Relocating or even traveling abroad can be a thrilling experience. After all, everything is a new and exciting adventure. However, as time wears on, the honeymoon period wears off and many people find that their spirits have plummeted as they deal with depression, homesickness and culture shock. Fortunately, coping with culture shock doesn’t have to be a traumatic experience.
Understand that the emotions you are experiencing are perfectly normal. While it will take some time, you will begin to adjust to your new home and to the new experiences open to you, so don’t get discouraged.
Embrace the culture of your new home country. Be willing to experience new things, to talk with the locals, to explore your new town or city, and to immerse yourself in the culture.
Keep a journal in which you express your thoughts, feelings and experiences in your new country. In addition to helping you deal with your emotions, you’ll have a cherished memento in the future.
Learn the language of your new country. You don’t have to become fluent in your new country’s language, but knowing basic phrases will allow you to better communicate and to fit in with the locals.
Remember to laugh, especially at yourself. Adjusting to a new culture is a challenge, and you'll likely make some embarrassing slip-ups that will be much easier to deal with if you keep your sense of humor.
Hang out with other expats who have likely experienced the same emotions with which you are dealing.

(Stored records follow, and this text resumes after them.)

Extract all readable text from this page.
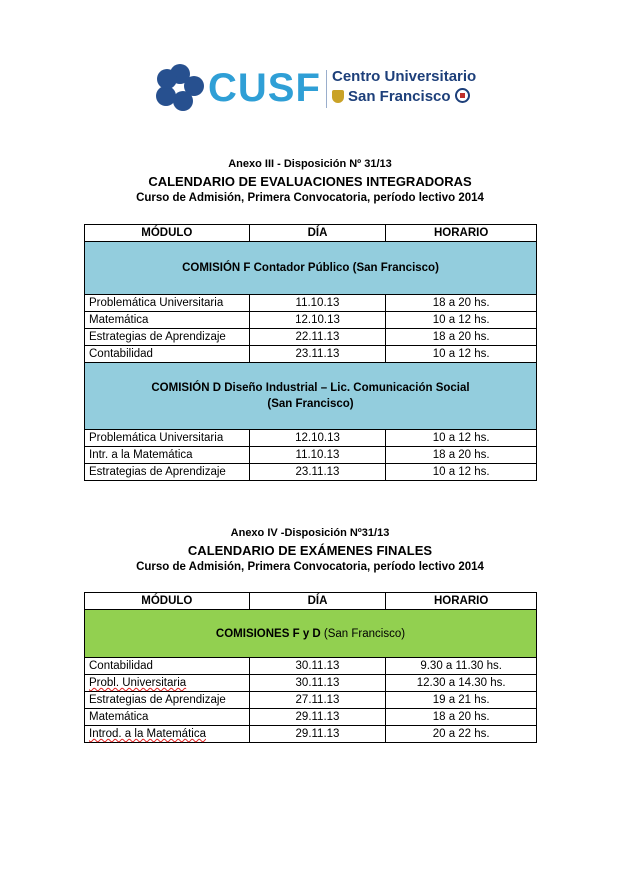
CUSF Centro Universitario
San Francisco
Anexo III - Disposición Nº 31/13
CALENDARIO DE EVALUACIONES INTEGRADORAS
Curso de Admisión, Primera Convocatoria, período lectivo 2014
MÓDULO	DÍA	HORARIO
COMISIÓN F Contador Público (San Francisco)		
Problemática Universitaria	11.10.13	18 a 20 hs.
Matemática	12.10.13	10 a 12 hs.
Estrategias de Aprendizaje	22.11.13	18 a 20 hs.
Contabilidad	23.11.13	10 a 12 hs.

COMISIÓN D Diseño Industrial – Lic. Comunicación Social
(San Francisco)		

Problemática Universitaria	12.10.13	10 a 12 hs.
Intr. a la Matemática	11.10.13	18 a 20 hs.
Estrategias de Aprendizaje	23.11.13	10 a 12 hs.
Anexo IV -Disposición Nº31/13
CALENDARIO DE EXÁMENES FINALES
Curso de Admisión, Primera Convocatoria, período lectivo 2014
MÓDULO	DÍA	HORARIO
COMISIONES F y D (San Francisco)		
Contabilidad	30.11.13	9.30 a 11.30 hs.
Probl. Universitaria	30.11.13	12.30 a 14.30 hs.
Estrategias de Aprendizaje	27.11.13	19 a 21 hs.
Matemática	29.11.13	18 a 20 hs.
Introd. a la Matemática	29.11.13	20 a 22 hs.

Sometimes having a connection to home helps, and you’ll likely make new friends in the process.
Keep an open mind, remembering that your new country is not better or worse than your home country; it’s just different. Do not expect things to be the same as they are at home, because you’re not at home.
Keep in touch with family and friends back at home through phone calls, email and old-fashioned snail mail letters. Keeping in touch will allow you to ease some of your homesickness and to share your new adventure with loved ones.
Get out there and make new friends. By making new friends, you’ll start to build a new life in your new home and will begin the process of assimilation into the culture.